(1.) I regret my inability to agree. The facts may be briefly stated. The respondent-Company is a dealer carrying on the business of re-drying in its factory raw tobacco entrusted to it by its customers. Its usual course of business may be described thus:A customer gives to the respondent raw tobacco for re-drying. It re-dries it in its factory, packs it in gunny, waterproof paper, bales, etc., and delivers it to the customer. It charges the customer at a consolidated rate for re-drying and for the packing material supplied by it. The proportionate price of the packing material comes to about 25 per cent of the re-drying charges. For the assessment years 1951-52, 1952-53 and 1953-54, the Deputy Commercial Tax Officer assessed the respondent under the Madras General Sales Tax Act, 1939, by different orders, on the sale price of the said packing material. The assessee took the question of his liability through a hierarchy of tribunals, but they all confirmed the assessments made by the Deputy Commercial Tax Officer. It preferred revisions to the High Court of Andhra at Guntur, and the said High Court allowed the revisions. Hence the present appeals.
(2.) Mr. A. Rangandham Chetty, learned counsel for the Revenue, contended that then was a sale of the packing material for price by the respondent to its customers and, therefore, it was liable to pay sales tax on the said sales.
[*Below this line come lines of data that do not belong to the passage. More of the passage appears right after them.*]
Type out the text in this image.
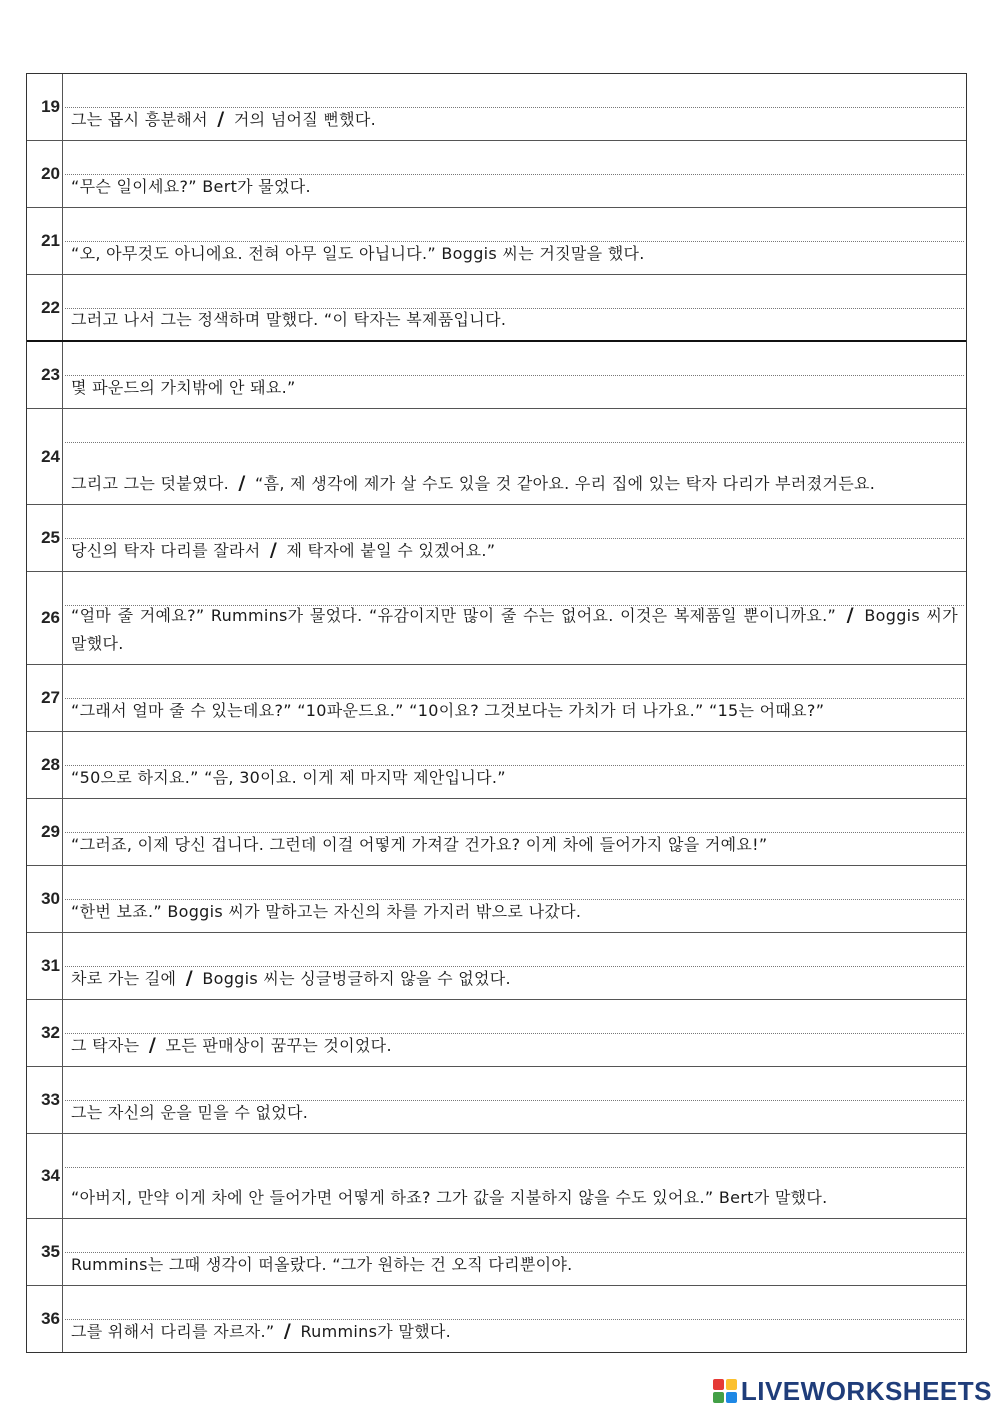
19
그는 몹시 흥분해서 / 거의 넘어질 뻔했다.
20
“무슨 일이세요?” Bert가 물었다.
21
“오, 아무것도 아니에요. 전혀 아무 일도 아닙니다.” Boggis 씨는 거짓말을 했다.
22
그러고 나서 그는 정색하며 말했다. “이 탁자는 복제품입니다.
23
몇 파운드의 가치밖에 안 돼요.”
24
그리고 그는 덧붙였다. / “흠, 제 생각에 제가 살 수도 있을 것 같아요. 우리 집에 있는 탁자 다리가 부러졌거든요.
25
당신의 탁자 다리를 잘라서 / 제 탁자에 붙일 수 있겠어요.”
26 “얼마 줄 거예요?” Rummins가 물었다. “유감이지만 많이 줄 수는 없어요. 이것은 복제품일 뿐이니까요.” / Boggis 씨가 말했다.
27
“그래서 얼마 줄 수 있는데요?” “10파운드요.” “10이요? 그것보다는 가치가 더 나가요.” “15는 어때요?”
28
“50으로 하지요.” “음, 30이요. 이게 제 마지막 제안입니다.”
29
“그러죠, 이제 당신 겁니다. 그런데 이걸 어떻게 가져갈 건가요? 이게 차에 들어가지 않을 거예요!”
30
“한번 보죠.” Boggis 씨가 말하고는 자신의 차를 가지러 밖으로 나갔다.
31
차로 가는 길에 / Boggis 씨는 싱글벙글하지 않을 수 없었다.
32
그 탁자는 / 모든 판매상이 꿈꾸는 것이었다.
33
그는 자신의 운을 믿을 수 없었다.
34
“아버지, 만약 이게 차에 안 들어가면 어떻게 하죠? 그가 값을 지불하지 않을 수도 있어요.” Bert가 말했다.
35
Rummins는 그때 생각이 떠올랐다. “그가 원하는 건 오직 다리뿐이야.
36
그를 위해서 다리를 자르자.” / Rummins가 말했다.
LIVEWORKSHEETS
(3.) Mr. Thyagarajan, learned counsel for the respondent, argued that packing was part of the process of re-drying and, therefore, there was no question of any sale of the packing material by the respondent to its customers. He further argued that the necessary ingredient of a sale, namely, a contract to sell, was absent in the transactions between the respondent and its customers and, therefore there were no sales within the meaning of the definition of "sale" in the Madras General Sales Tax Act, 1939.